The conditions were perfect, recent rain, overcast and not too windy. I decided to fish a Beat that I had walked in March but not yet fished. I arrived late in the afternoon and walked down into the valley in light rain. There were footprints and a few wheel tracks but the bankside vegetation hadn’t been trodden down.
The first pool I saw was a long curving run beside a rockface with a riffle at the top. As I watched the water a good fish rose for a sedge so I sheltered under a tree and setup the rod.
The rain got heavier but I hunkered down on the stony beach and worked the pool with a nymph. A good fish flashed gold in the amber coloured water. The Trout turned and flashed repeatedly, just like a hooked fish. It was over a patch of coarse sand just on the edge of deep water. Occasionally it took a sedge in an aggressive rise. I tried various nymphs and a Walker’s Sedge but there was no response.
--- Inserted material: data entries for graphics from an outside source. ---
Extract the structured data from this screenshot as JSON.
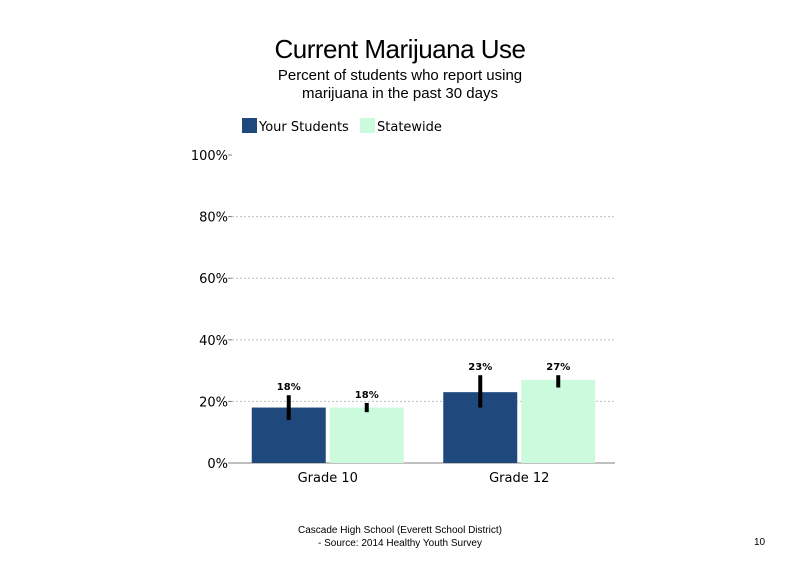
{
  "chart_data": {
    "type": "bar",
    "title": "Current Marijuana Use",
    "subtitle": "Percent of students who report using marijuana in the past 30 days",
    "categories": [
      "Grade 10",
      "Grade 12"
    ],
    "series": [
      {
        "name": "Your Students",
        "color": "#1f497d",
        "values": [
          18,
          23
        ],
        "labels": [
          "18%",
          "23%"
        ],
        "error_low": [
          14,
          18
        ],
        "error_high": [
          22,
          28.5
        ]
      },
      {
        "name": "Statewide",
        "color": "#ccfadd",
        "values": [
          18,
          27
        ],
        "labels": [
          "18%",
          "27%"
        ],
        "error_low": [
          16.5,
          24.5
        ],
        "error_high": [
          19.5,
          28.5
        ]
      }
    ],
    "y_ticks": [
      "0%",
      "20%",
      "40%",
      "60%",
      "80%",
      "100%"
    ],
    "ylim": [
      0,
      100
    ],
    "grid": true,
    "legend_position": "top-left"
  },
  "footer": {
    "line1": "Cascade High School (Everett School District)",
    "line2": "- Source: 2014 Healthy  Youth Survey"
  },
  "page_number": "10"
}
I was crouched among the granite stones, well camouflaged and with a low profile. A very large Herring Gull flew towards me low over the tree line on my left. As I turned to watch, my movement alarmed the giant bird and it veered away. Seconds later there was a thump on the ground, it had dropped something. It was the remains of a Sea Trout, ‘A Sign From Isaac‘. I didn’t know whether to laugh at the irony or be annoyed about the predation of a valuable fish. It was the most bizarre thing to have happened to me while fishing. Ever.
Distracted and bewildered, I changed the fly to a black and silver spider and fished it hard against the rockface in the main current. As the fly swung under the overhanging branches the line became heavy and a fish was on. Only for a few seconds. It was a small Sea Trout.
Although I concentrated and fished a couple of other runs there were no more takes. I was soaked to the skin and the long walk out of the valley was exhausting. I felt that I was getting closer to landing a good Trout from one of the Dartmoor rivers.